Everything at this new job was good, and I liked it there — at least for the first week. As the routine was setting in the second week, that familiar feeling kicked in again — the same feeling I had in my previous full-time jobs. The feeling of boredom that working 9–5 five days a week brings. And it’s not limited to working in the office only, remote work is the same.
However, before I could get deeper into this 9–5 mode of things, unfortunately (or fortunately), I had to quit the job because my daughter wasn’t getting along with the nanny.
It felt bad, but I wasn’t disheartened. I had got time to think over that looming question that had come to the forefront again — my discomfort with 9–5 jobs.
Before COVID could do that, the US immigration system had already paused my professional life. I was 8 months pregnant when I had to leave my new job because of visa issues. I had gone through a regressive selection process for that job and within 6 months; I had to quit. Luckily, I had the first year of parenting to divert my attention from my ‘not eligible to work’ visa status.
But I knew I wanted to be back soon. So, we moved to Canada in June 2020 — amidst the first wave of COVID. I started a remote part-time job, but it never felt like a reentry to the workforce until I started that full-time job (which lasted for 2 weeks only) in April this year.
After quitting this new job, I thought to use this unwanted break to ponder over some hard-pressing questions I was ignoring.
Do I really want to go back to a 9–5 work environment?
Do I like my new career path i.e. arts administration?
Should I go back to IT which is high-paying and in-demand?
I don’t know what I expected when I decided to pursue an arts degree as an international student. Even the US visa officer had scratched his head on why I was making this transition. And it was soon clear to me why.

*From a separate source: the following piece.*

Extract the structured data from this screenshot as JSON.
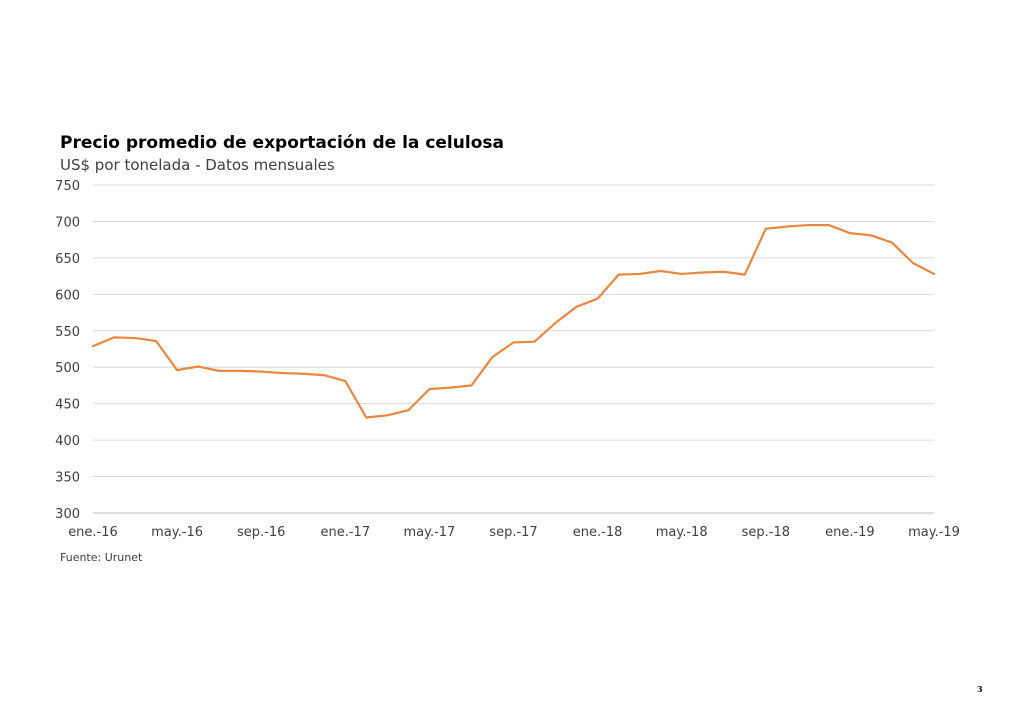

Getting a job was difficult and when I got one, it was all the same — the same 9–5 job issues plus less salary. However, moving to a new country with no visa restrictions had given me the freedom to go back to IT. Canada has several programs for immigrants to start or restart a career in IT. I started the process to apply for one such program but ended up withdrawing my application. I remembered why I left IT in the first place and wouldn’t want to go back there.
I also thought about how I hadn’t given my new career a real chance yet. Most of my time after degree completion was dedicated to parenting. A new career needed more time. So, I was back at applying for the similar arts administration jobs that I resigned from — the ones I was reluctant to go back to but had better chances of getting in. But something didn’t feel right so I paused once more.

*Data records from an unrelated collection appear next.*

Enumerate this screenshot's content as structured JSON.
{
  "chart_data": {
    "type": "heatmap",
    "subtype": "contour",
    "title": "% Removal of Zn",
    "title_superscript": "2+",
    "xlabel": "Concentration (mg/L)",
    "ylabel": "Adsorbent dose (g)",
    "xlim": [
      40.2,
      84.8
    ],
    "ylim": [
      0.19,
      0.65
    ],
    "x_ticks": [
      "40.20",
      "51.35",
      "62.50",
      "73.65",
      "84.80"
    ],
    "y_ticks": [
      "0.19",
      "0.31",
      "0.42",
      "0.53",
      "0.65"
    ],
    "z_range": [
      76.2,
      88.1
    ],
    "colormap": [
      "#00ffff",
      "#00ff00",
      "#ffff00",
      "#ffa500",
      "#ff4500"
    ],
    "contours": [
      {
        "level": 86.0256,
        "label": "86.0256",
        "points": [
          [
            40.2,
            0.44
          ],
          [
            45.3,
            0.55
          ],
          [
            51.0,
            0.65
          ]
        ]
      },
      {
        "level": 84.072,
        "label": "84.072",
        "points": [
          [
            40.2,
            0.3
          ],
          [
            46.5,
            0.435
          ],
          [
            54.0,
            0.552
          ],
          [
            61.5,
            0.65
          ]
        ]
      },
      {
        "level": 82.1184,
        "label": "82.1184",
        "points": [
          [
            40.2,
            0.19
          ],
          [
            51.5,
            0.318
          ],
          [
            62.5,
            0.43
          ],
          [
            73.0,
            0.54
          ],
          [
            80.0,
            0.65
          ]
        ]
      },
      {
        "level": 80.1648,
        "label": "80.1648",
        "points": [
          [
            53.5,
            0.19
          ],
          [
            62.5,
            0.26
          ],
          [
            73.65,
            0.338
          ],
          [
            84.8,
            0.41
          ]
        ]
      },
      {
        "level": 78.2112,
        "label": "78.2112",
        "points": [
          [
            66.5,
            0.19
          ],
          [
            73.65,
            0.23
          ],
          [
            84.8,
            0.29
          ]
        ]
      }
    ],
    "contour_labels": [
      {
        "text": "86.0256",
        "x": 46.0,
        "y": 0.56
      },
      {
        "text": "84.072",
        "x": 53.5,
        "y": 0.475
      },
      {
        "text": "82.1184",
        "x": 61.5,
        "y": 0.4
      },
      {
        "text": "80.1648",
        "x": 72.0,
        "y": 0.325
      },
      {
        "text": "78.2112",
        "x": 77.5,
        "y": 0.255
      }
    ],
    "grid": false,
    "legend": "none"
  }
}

Should I be switching careers again?
Changing careers or having multiple careers is a lot more common these days. I also understand that it’s a privilege to have time and resources to follow your heart and to keep jumping careers.
In life, we dread wrong decisions. What if this is a wrong decision and we lose money, time, or something else at stake. But sticking to a miserable present is not a solution either.

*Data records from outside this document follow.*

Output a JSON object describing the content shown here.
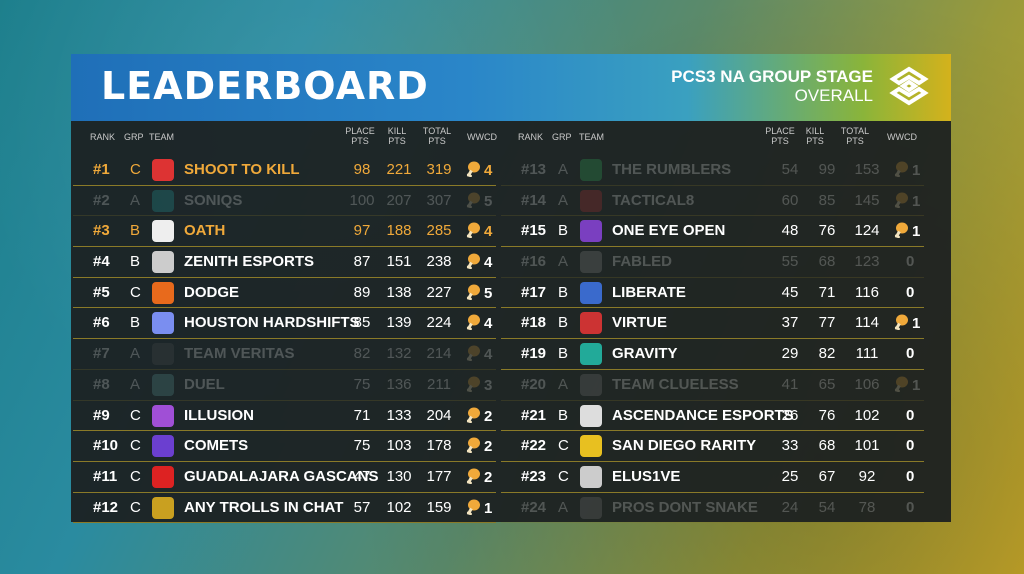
{
  "header": {
    "title": "LEADERBOARD",
    "stage_line1": "PCS3 NA GROUP STAGE",
    "stage_line2": "OVERALL"
  },
  "columns": {
    "rank": "RANK",
    "grp": "GRP",
    "team": "TEAM",
    "place_a": "PLACE",
    "place_b": "PTS",
    "kill_a": "KILL",
    "kill_b": "PTS",
    "total_a": "TOTAL",
    "total_b": "PTS",
    "wwcd": "WWCD"
  },
  "colors": {
    "gold": "#f0a93a",
    "separator": "#8a7a28"
  },
  "left": [
    {
      "rank": "#1",
      "grp": "C",
      "team": "SHOOT TO KILL",
      "place": "98",
      "kill": "221",
      "total": "319",
      "wwcd": "4",
      "state": "gold",
      "logo": "#d33"
    },
    {
      "rank": "#2",
      "grp": "A",
      "team": "SONIQS",
      "place": "100",
      "kill": "207",
      "total": "307",
      "wwcd": "5",
      "state": "dim",
      "logo": "#2bb"
    },
    {
      "rank": "#3",
      "grp": "B",
      "team": "OATH",
      "place": "97",
      "kill": "188",
      "total": "285",
      "wwcd": "4",
      "state": "gold",
      "logo": "#eee"
    },
    {
      "rank": "#4",
      "grp": "B",
      "team": "ZENITH ESPORTS",
      "place": "87",
      "kill": "151",
      "total": "238",
      "wwcd": "4",
      "state": "normal",
      "logo": "#ccc"
    },
    {
      "rank": "#5",
      "grp": "C",
      "team": "DODGE",
      "place": "89",
      "kill": "138",
      "total": "227",
      "wwcd": "5",
      "state": "normal",
      "logo": "#e86a1c"
    },
    {
      "rank": "#6",
      "grp": "B",
      "team": "HOUSTON HARDSHIFTS",
      "place": "85",
      "kill": "139",
      "total": "224",
      "wwcd": "4",
      "state": "normal",
      "logo": "#7a8ef0"
    },
    {
      "rank": "#7",
      "grp": "A",
      "team": "TEAM VERITAS",
      "place": "82",
      "kill": "132",
      "total": "214",
      "wwcd": "4",
      "state": "dim",
      "logo": "#555"
    },
    {
      "rank": "#8",
      "grp": "A",
      "team": "DUEL",
      "place": "75",
      "kill": "136",
      "total": "211",
      "wwcd": "3",
      "state": "dim",
      "logo": "#6aa"
    },
    {
      "rank": "#9",
      "grp": "C",
      "team": "ILLUSION",
      "place": "71",
      "kill": "133",
      "total": "204",
      "wwcd": "2",
      "state": "normal",
      "logo": "#a04fd6"
    },
    {
      "rank": "#10",
      "grp": "C",
      "team": "COMETS",
      "place": "75",
      "kill": "103",
      "total": "178",
      "wwcd": "2",
      "state": "normal",
      "logo": "#6b3fd0"
    },
    {
      "rank": "#11",
      "grp": "C",
      "team": "GUADALAJARA GASCANS",
      "place": "47",
      "kill": "130",
      "total": "177",
      "wwcd": "2",
      "state": "normal",
      "logo": "#d22"
    },
    {
      "rank": "#12",
      "grp": "C",
      "team": "ANY TROLLS IN CHAT",
      "place": "57",
      "kill": "102",
      "total": "159",
      "wwcd": "1",
      "state": "normal",
      "logo": "#c9a020"
    }
  ],
  "right": [
    {
      "rank": "#13",
      "grp": "A",
      "team": "THE RUMBLERS",
      "place": "54",
      "kill": "99",
      "total": "153",
      "wwcd": "1",
      "state": "dim",
      "logo": "#3c6"
    },
    {
      "rank": "#14",
      "grp": "A",
      "team": "TACTICAL8",
      "place": "60",
      "kill": "85",
      "total": "145",
      "wwcd": "1",
      "state": "dim",
      "logo": "#c33"
    },
    {
      "rank": "#15",
      "grp": "B",
      "team": "ONE EYE OPEN",
      "place": "48",
      "kill": "76",
      "total": "124",
      "wwcd": "1",
      "state": "normal",
      "logo": "#7a3fc0"
    },
    {
      "rank": "#16",
      "grp": "A",
      "team": "FABLED",
      "place": "55",
      "kill": "68",
      "total": "123",
      "wwcd": "0",
      "state": "dim",
      "logo": "#999"
    },
    {
      "rank": "#17",
      "grp": "B",
      "team": "LIBERATE",
      "place": "45",
      "kill": "71",
      "total": "116",
      "wwcd": "0",
      "state": "normal",
      "logo": "#3a6acc"
    },
    {
      "rank": "#18",
      "grp": "B",
      "team": "VIRTUE",
      "place": "37",
      "kill": "77",
      "total": "114",
      "wwcd": "1",
      "state": "normal",
      "logo": "#c33"
    },
    {
      "rank": "#19",
      "grp": "B",
      "team": "GRAVITY",
      "place": "29",
      "kill": "82",
      "total": "111",
      "wwcd": "0",
      "state": "normal",
      "logo": "#2a9"
    },
    {
      "rank": "#20",
      "grp": "A",
      "team": "TEAM CLUELESS",
      "place": "41",
      "kill": "65",
      "total": "106",
      "wwcd": "1",
      "state": "dim",
      "logo": "#888"
    },
    {
      "rank": "#21",
      "grp": "B",
      "team": "ASCENDANCE ESPORTS",
      "place": "26",
      "kill": "76",
      "total": "102",
      "wwcd": "0",
      "state": "normal",
      "logo": "#ddd"
    },
    {
      "rank": "#22",
      "grp": "C",
      "team": "SAN DIEGO RARITY",
      "place": "33",
      "kill": "68",
      "total": "101",
      "wwcd": "0",
      "state": "normal",
      "logo": "#e8c020"
    },
    {
      "rank": "#23",
      "grp": "C",
      "team": "ELUS1VE",
      "place": "25",
      "kill": "67",
      "total": "92",
      "wwcd": "0",
      "state": "normal",
      "logo": "#ccc"
    },
    {
      "rank": "#24",
      "grp": "A",
      "team": "PROS DONT SNAKE",
      "place": "24",
      "kill": "54",
      "total": "78",
      "wwcd": "0",
      "state": "dim",
      "logo": "#888"
    }
  ]
}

When I had decided to switch careers and go ahead with an arts administration degree, I had taken my interests at the time into account. It was the best decision I could make at that time. But time changed and my interests changed too. I have multiple interests and I want to try a lot of things as I love being a beginner.
I was told many years ago by my grandmother who raised me: if somebody puts you on a road and you don’t feel comfortable on it and you look ahead and you don’t like the destination, and you look behind and you don’t want to return to that place, step off the road. — Maya Angelou
So, after spending more than 2 years trying to reenter my previous careers paths, I am having this realization that reentry might not be what I want.
A fresh start, a new beginning — is what I need.